The quantities \(R(s, o), P(s^{\prime} | s, o)\) generalize the reward and transition probabilities in core MDP respectively in such a way that it is possible to write a generalized form of the bellman optimality equation and extend RL methods to options.
Intrinsic Rewards and Options
Identify states that may usefully serve as 'subgoals' for a given task. An option is created whose policy, when it is fully learned, will control the environment to a subgoal state in an efficient manner, usually in minimum time, from any state in the option's input set, which may itself be learned.
- The option's termination condition is set to be the achievement of a subgoal state
- The option's policy is learned via a "pseudo reward function" (different from the reward function of the overall goal, it does not influence the behavior of the agent. It is used only to support the learning of the option's policy) which rewards the achievement of the subgoal and provides a small penalty to all other transitions.
The connection between intrinsic motivation and options, is the idea of creating an option upon the occurrence of an intrinsically-rewarding event, where what constitutes an intrinsically-rewarding event can be defined:
- Intrinsic rewards influences agent behavior. The agent should change its behavior in such as way that it focuses exploration in order to quickly refine its skill in bringing about the intrinsically-rewarding event. A corollary to this is that intrinsic reward should diminish with continued repetition of the activity that generates it. (i.e the agent should eventually get bored and move on to create and learn another option)
Conclusion
- construction of temporally-extended skills (option) can confer clear advantages over learning solely with primitive actions.

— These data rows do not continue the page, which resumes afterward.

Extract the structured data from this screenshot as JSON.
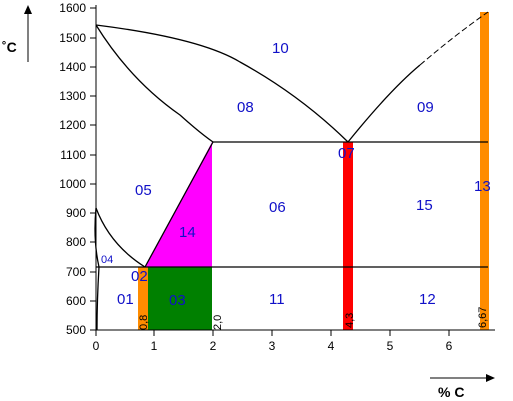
{
  "axis": {
    "y_unit": "˚C",
    "x_unit": "% C",
    "y_ticks": [
      "1600",
      "1500",
      "1400",
      "1300",
      "1200",
      "1100",
      "1000",
      "900",
      "800",
      "700",
      "600",
      "500"
    ],
    "x_ticks": [
      "0",
      "1",
      "2",
      "3",
      "4",
      "5",
      "6"
    ]
  },
  "regions": {
    "r10": "10",
    "r08": "08",
    "r09": "09",
    "r07": "07",
    "r05": "05",
    "r14": "14",
    "r06": "06",
    "r15": "15",
    "r13": "13",
    "r04": "04",
    "r02": "02",
    "r01": "01",
    "r03": "03",
    "r11": "11",
    "r12": "12"
  },
  "markers": {
    "m08": "0,8",
    "m20": "2,0",
    "m43": "4,3",
    "m667": "6,67"
  },
  "colors": {
    "magenta": "#ff00ff",
    "green": "#008000",
    "orange": "#ff8c00",
    "red": "#ff0000",
    "label_blue": "#1010c8"
  }
}
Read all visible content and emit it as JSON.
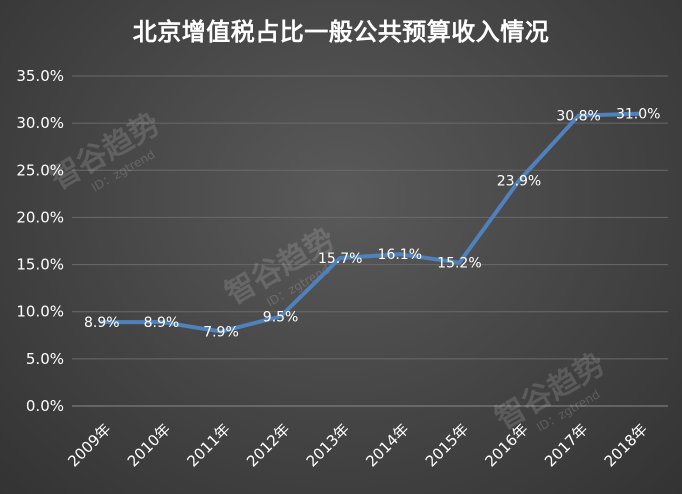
{
  "chart_data": {
    "type": "line",
    "title": "北京增值税占比一般公共预算收入情况",
    "categories": [
      "2009年",
      "2010年",
      "2011年",
      "2012年",
      "2013年",
      "2014年",
      "2015年",
      "2016年",
      "2017年",
      "2018年"
    ],
    "values": [
      8.9,
      8.9,
      7.9,
      9.5,
      15.7,
      16.1,
      15.2,
      23.9,
      30.8,
      31.0
    ],
    "data_labels": [
      "8.9%",
      "8.9%",
      "7.9%",
      "9.5%",
      "15.7%",
      "16.1%",
      "15.2%",
      "23.9%",
      "30.8%",
      "31.0%"
    ],
    "yticks": [
      "0.0%",
      "5.0%",
      "10.0%",
      "15.0%",
      "20.0%",
      "25.0%",
      "30.0%",
      "35.0%"
    ],
    "ylim": [
      0,
      35
    ],
    "grid": true,
    "line_color": "#4f81bd",
    "background_color": "#444444"
  },
  "watermark": {
    "text": "智谷趋势",
    "id_text": "ID：zgtrend"
  }
}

- Defining an effective form of intrinsic reward is not as straightforward.
- Intrinsic reward can reduce the speed of learning by making the agent persist in behavior directed toward a salient event long after that behavior has been well learned.
- This kind of 'obsessive-compulsive' behavior hinders the attainment of extrinsic goals
- Intrinsic reward does not propagate well, tending to remain restricted to the immediate vicinty of the salient event that gave rise to it.